İslam saraylarının kapılarında "hükümdarların üstün gücünün ve kudretinin de yaratıcı tarafından kendilerine bahşedilmiş olduğunun"
 anlatıldığını aktaran Cimilli, sözlerine şöyle devam etti:

"Bu kitabelerde, hükümdarların memleketi yönetirken adil olması ve kendisinin aynı zamanda Allah’ın elçisi olduğunun unutulmaması hatırlatılmıştır. Osmanlı padişahlarının her zaman bu ayetleri okuyarak saraya girdikleri anlaşılmıştır.

Kapının dış cephesindeki kitabede, ’Mübarek kaledir; Allah’ın isteği üzerine, güvenliği sağlamak maksadıyla Sultan Mehmet Han’ın oğlu Sultan Murad’ın oğlu, iki kıtanın hükümranı, iki denizin hakimi (karaların padişahı ve denizlerin hakanı) insanların ve cinlerin üzerinde, her iki dünyada Allah’ın gölgesi, doğuda ve batıda Allah’ın yardımcısı, denizin ve karanın kahramanı, Kostantiniye’nin fatihi ve fetihin babası olan Sultan Mehmet Han’ın emriyle, 883 yılının (Kasım 1478) Ramazan ayında imar ve inşa edildi.

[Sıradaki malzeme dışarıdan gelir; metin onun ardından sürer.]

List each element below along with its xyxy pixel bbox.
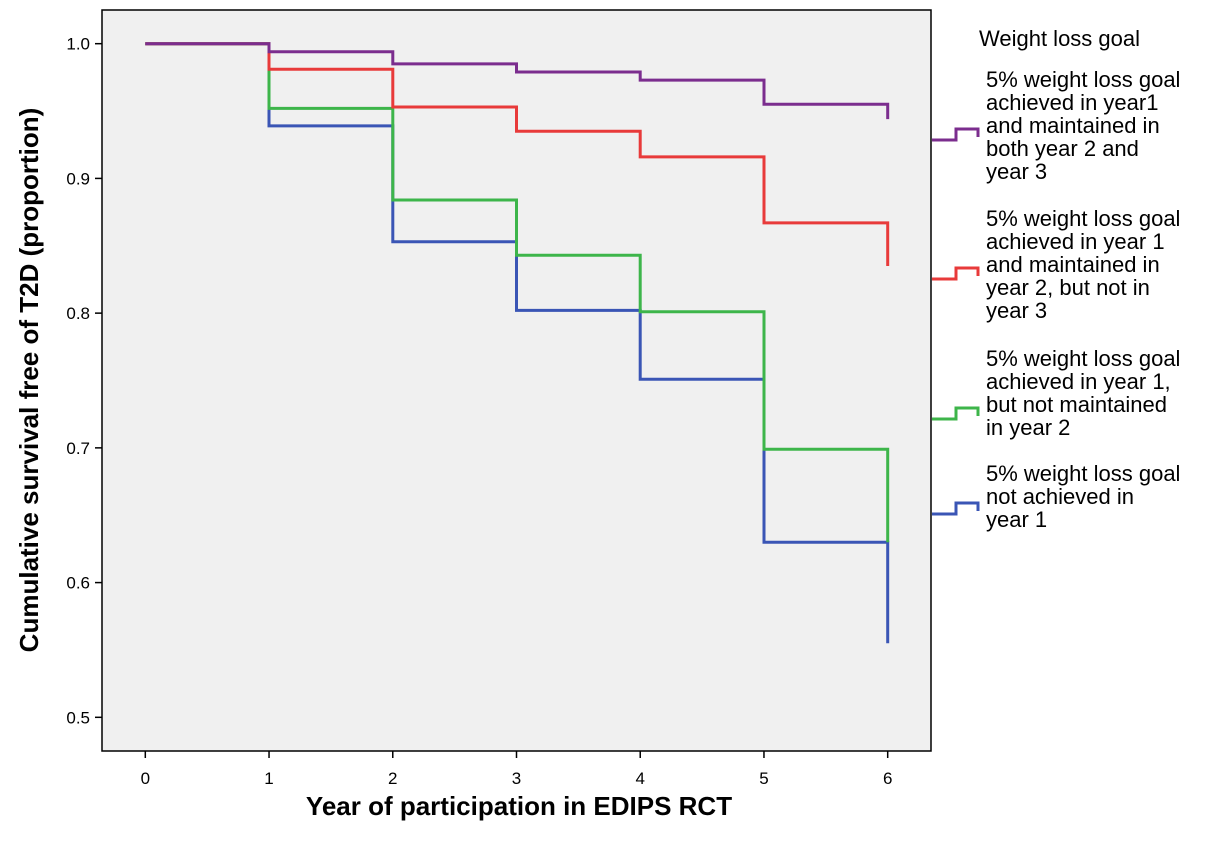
- series-line: [145, 42, 890, 543]
- legend-label: year 2, but not in: [986, 275, 1150, 300]
- legend-swatch: [932, 501, 980, 516]
- legend-label: 5% weight loss goal: [986, 67, 1180, 92]
- x-tick-label: 1: [264, 769, 273, 788]
- series-line: [145, 42, 890, 266]
- y-tick-label: 0.6: [66, 574, 90, 593]
- y-tick-label: 0.8: [66, 304, 90, 323]
- series-lines: [145, 42, 890, 644]
- legend-label: but not maintained: [986, 392, 1167, 417]
- legend-label: year 3: [986, 159, 1047, 184]
- legend-label: 5% weight loss goal: [986, 206, 1180, 231]
- plot-area: [101, 9, 932, 752]
- x-axis-title: Year of participation in EDIPS RCT: [306, 791, 732, 821]
- legend-label: 5% weight loss goal: [986, 461, 1180, 486]
- legend-swatch: [932, 127, 980, 142]
- legend-title: Weight loss goal: [979, 26, 1140, 51]
- legend-label: in year 2: [986, 415, 1070, 440]
- legend-swatch: [932, 266, 980, 281]
- legend-label: and maintained in: [986, 252, 1160, 277]
- y-tick-label: 0.5: [66, 708, 90, 727]
- x-tick-label: 2: [388, 769, 397, 788]
- legend-label: year 3: [986, 298, 1047, 323]
- series-line: [145, 42, 890, 644]
- legend-swatch: [932, 406, 980, 421]
- y-axis: 0.5 0.6 0.7 0.8 0.9 1.0: [66, 35, 102, 727]
- y-tick-label: 0.7: [66, 439, 90, 458]
- x-axis: 0 1 2 3 4 5 6: [141, 751, 892, 788]
- x-tick-label: 6: [883, 769, 892, 788]
- legend-label: and maintained in: [986, 113, 1160, 138]
- legend-label: 5% weight loss goal: [986, 346, 1180, 371]
- x-tick-label: 4: [635, 769, 644, 788]
- legend-label: achieved in year1: [986, 90, 1158, 115]
- x-tick-label: 3: [512, 769, 521, 788]
- legend-label: achieved in year 1: [986, 229, 1165, 254]
- x-tick-label: 0: [141, 769, 150, 788]
- y-tick-label: 1.0: [66, 35, 90, 54]
- legend-label: both year 2 and: [986, 136, 1139, 161]
- y-axis-title: Cumulative survival free of T2D (proport…: [14, 108, 44, 653]
- legend-label: not achieved in: [986, 484, 1134, 509]
- series-line: [145, 42, 890, 120]
- x-tick-label: 5: [759, 769, 768, 788]
- y-tick-label: 0.9: [66, 169, 90, 188]
- legend-label: year 1: [986, 507, 1047, 532]
- legend: Weight loss goal 5% weight loss goalachi…: [932, 26, 1180, 532]
- legend-label: achieved in year 1,: [986, 369, 1171, 394]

Allah-u teala her zaman ülkeyi korusun, onun hükümdarlığını ebedi kılsın ve mekanını kutup yıldızlarından yüksek eylesin’ denilerek Fatih Sultan Mehmet’ten övgü ile bahsedilmektedir. Bu kitabenin içeriğinde, Sultan’ın makamının ulaşılması en zor olabilecek kutup yıldızı kadar yüksekteki bir makama ulaşması temennisi vardır."